Usage reports may have different availability windows and reporting periods. Store report period metadata and avoid treating usage reports as immediate real-time signals.
Use more frequent collection when operational needs require closer tracking, such as license assignment changes, onboarding, offboarding, or membership review.
Operational Runbook
The Microsoft 365 connector runbook should include:
- How to validate app registration or managed identity access
- How to confirm Graph permissions and admin consent
- How to run a connection test
- How to run a manual collection
- How to review collection counts
- How to handle Graph throttling and
Retry-Afterresponses - How to handle permission failures
- How to rotate certificates or secrets
- How to backfill report periods
- How to disable the connector safely
Known Limitations
Microsoft 365 APIs may throttle requests. Connector logic should respect throttling responses and use backoff behavior.

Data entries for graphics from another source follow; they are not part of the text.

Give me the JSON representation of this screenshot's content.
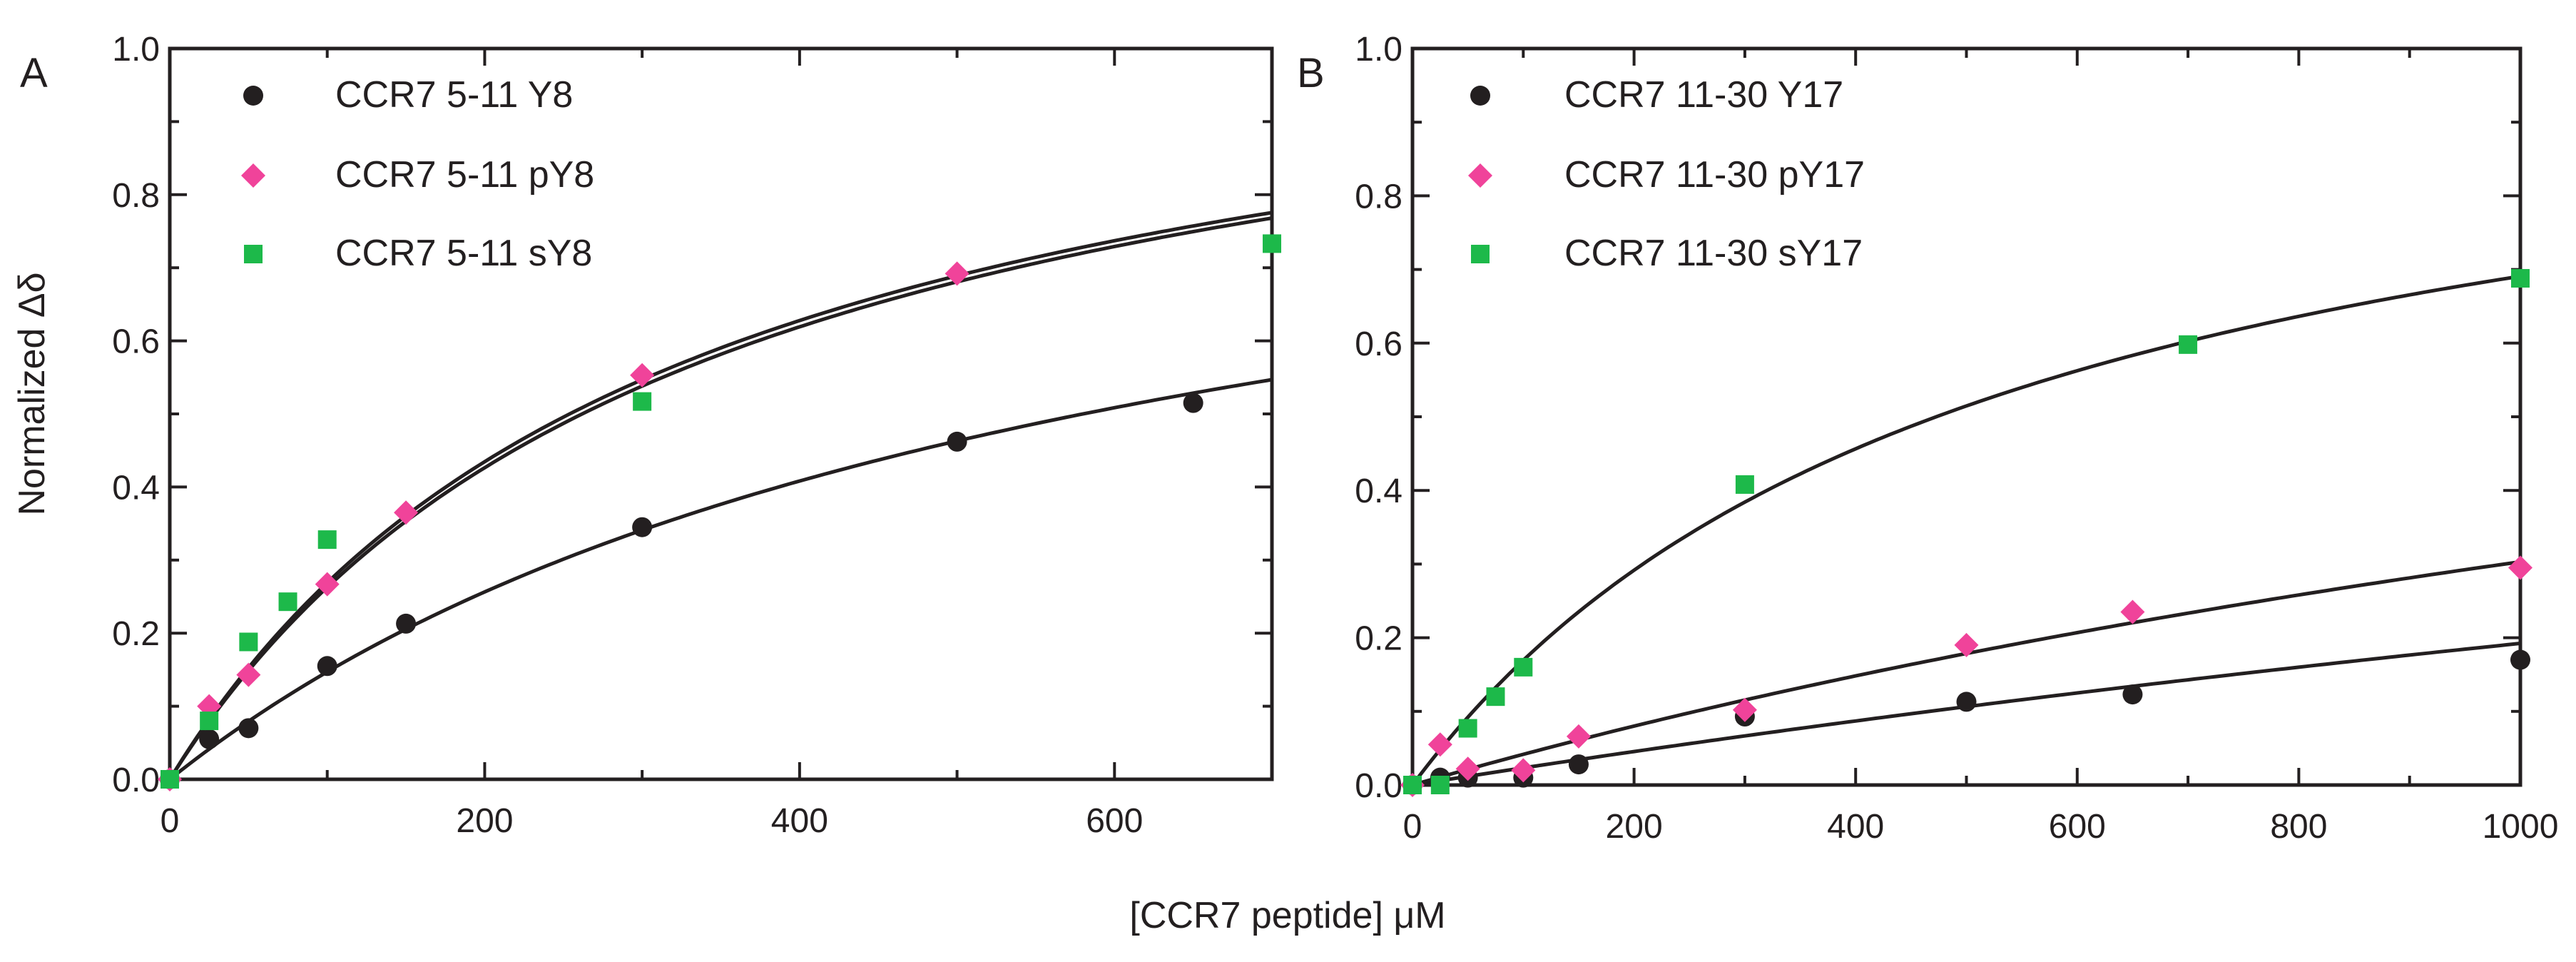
{
  "figure": {
    "shared_xlabel": "[CCR7 peptide] μM",
    "ylabel": "Normalized Δδ"
  },
  "chart_data": [
    {
      "panel": "A",
      "type": "scatter",
      "xlim": [
        0,
        700
      ],
      "ylim": [
        0,
        1.0
      ],
      "xticks": [
        0,
        200,
        400,
        600
      ],
      "yticks": [
        0.0,
        0.2,
        0.4,
        0.6,
        0.8,
        1.0
      ],
      "xlabel": "[CCR7 peptide] μM",
      "ylabel": "Normalized Δδ",
      "legend_position": "top-left",
      "series": [
        {
          "name": "CCR7 5-11 Y8",
          "marker": "circle",
          "color": "#231f20",
          "x": [
            0,
            25,
            50,
            100,
            150,
            300,
            500,
            650
          ],
          "y": [
            0.0,
            0.055,
            0.07,
            0.155,
            0.213,
            0.345,
            0.462,
            0.515
          ],
          "fit": {
            "bmax": 1.0,
            "kd": 580
          }
        },
        {
          "name": "CCR7 5-11 pY8",
          "marker": "diamond",
          "color": "#f0439a",
          "x": [
            0,
            25,
            50,
            100,
            150,
            300,
            500
          ],
          "y": [
            0.0,
            0.1,
            0.143,
            0.267,
            0.365,
            0.553,
            0.692
          ],
          "fit": {
            "bmax": 1.13,
            "kd": 330
          }
        },
        {
          "name": "CCR7 5-11 sY8",
          "marker": "square",
          "color": "#1db94a",
          "x": [
            0,
            25,
            50,
            75,
            100,
            300,
            700
          ],
          "y": [
            0.0,
            0.08,
            0.188,
            0.243,
            0.328,
            0.517,
            0.733
          ],
          "fit": {
            "bmax": 1.13,
            "kd": 320
          }
        }
      ]
    },
    {
      "panel": "B",
      "type": "scatter",
      "xlim": [
        0,
        1000
      ],
      "ylim": [
        0,
        1.0
      ],
      "xticks": [
        0,
        200,
        400,
        600,
        800,
        1000
      ],
      "yticks": [
        0.0,
        0.2,
        0.4,
        0.6,
        0.8,
        1.0
      ],
      "xlabel": "[CCR7 peptide] μM",
      "ylabel": "",
      "legend_position": "top-left",
      "series": [
        {
          "name": "CCR7 11-30 Y17",
          "marker": "circle",
          "color": "#231f20",
          "x": [
            0,
            25,
            50,
            100,
            150,
            300,
            500,
            650,
            1000
          ],
          "y": [
            0.0,
            0.01,
            0.01,
            0.01,
            0.028,
            0.093,
            0.113,
            0.123,
            0.17
          ],
          "fit": {
            "bmax": 1.0,
            "kd": 4200
          }
        },
        {
          "name": "CCR7 11-30 pY17",
          "marker": "diamond",
          "color": "#f0439a",
          "x": [
            0,
            25,
            50,
            100,
            150,
            300,
            500,
            650,
            1000
          ],
          "y": [
            0.0,
            0.055,
            0.022,
            0.02,
            0.066,
            0.102,
            0.19,
            0.235,
            0.295
          ],
          "fit": {
            "bmax": 1.0,
            "kd": 2300
          }
        },
        {
          "name": "CCR7 11-30 sY17",
          "marker": "square",
          "color": "#1db94a",
          "x": [
            0,
            25,
            50,
            75,
            100,
            300,
            700,
            1000
          ],
          "y": [
            0.0,
            0.0,
            0.077,
            0.12,
            0.16,
            0.408,
            0.598,
            0.688
          ],
          "fit": {
            "bmax": 1.05,
            "kd": 520
          }
        }
      ]
    }
  ]
}
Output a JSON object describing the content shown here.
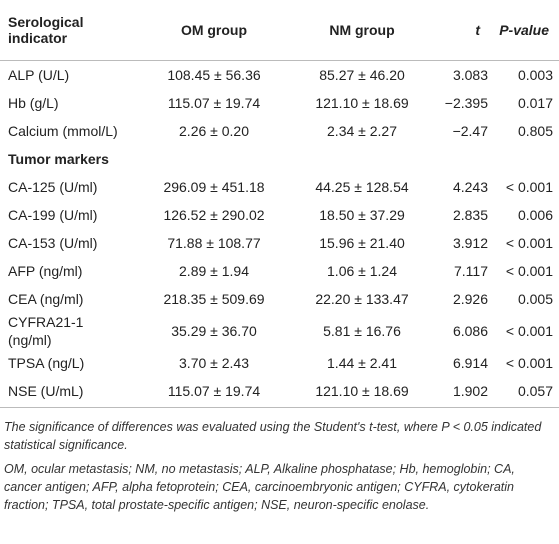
{
  "table": {
    "header": [
      "Serological indicator",
      "OM group",
      "NM group",
      "t",
      "P-value"
    ],
    "rows": [
      [
        "ALP (U/L)",
        "108.45 ± 56.36",
        "85.27 ± 46.20",
        "3.083",
        "0.003"
      ],
      [
        "Hb (g/L)",
        "115.07 ± 19.74",
        "121.10 ± 18.69",
        "−2.395",
        "0.017"
      ],
      [
        "Calcium (mmol/L)",
        "2.26 ± 0.20",
        "2.34 ± 2.27",
        "−2.47",
        "0.805"
      ],
      [
        "Tumor markers"
      ],
      [
        "CA-125 (U/ml)",
        "296.09 ± 451.18",
        "44.25 ± 128.54",
        "4.243",
        "< 0.001"
      ],
      [
        "CA-199 (U/ml)",
        "126.52 ± 290.02",
        "18.50 ± 37.29",
        "2.835",
        "0.006"
      ],
      [
        "CA-153 (U/ml)",
        "71.88 ± 108.77",
        "15.96 ± 21.40",
        "3.912",
        "< 0.001"
      ],
      [
        "AFP (ng/ml)",
        "2.89 ± 1.94",
        "1.06 ± 1.24",
        "7.117",
        "< 0.001"
      ],
      [
        "CEA (ng/ml)",
        "218.35 ± 509.69",
        "22.20 ± 133.47",
        "2.926",
        "0.005"
      ],
      [
        "CYFRA21-1 (ng/ml)",
        "35.29 ± 36.70",
        "5.81 ± 16.76",
        "6.086",
        "< 0.001"
      ],
      [
        "TPSA (ng/L)",
        "3.70 ± 2.43",
        "1.44 ± 2.41",
        "6.914",
        "< 0.001"
      ],
      [
        "NSE (U/mL)",
        "115.07 ± 19.74",
        "121.10 ± 18.69",
        "1.902",
        "0.057"
      ]
    ],
    "notes": [
      "The significance of differences was evaluated using the Student's t-test, where P < 0.05 indicated statistical significance.",
      "OM, ocular metastasis; NM, no metastasis; ALP, Alkaline phosphatase; Hb, hemoglobin; CA, cancer antigen; AFP, alpha fetoprotein; CEA, carcinoembryonic antigen; CYFRA, cytokeratin fraction; TPSA, total prostate-specific antigen; NSE, neuron-specific enolase."
    ]
  }
}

Some reports are aggregated, delayed, anonymized, licensed, or limited by tenant settings. Document report behavior for each data domain.
Microsoft 365 and Active Directory may contain related but different identity records. Correlation rules should be explicit and auditable.
Permission requirements can change as endpoints and data domains expand. Keep permissions reviewed and documented with the connector package.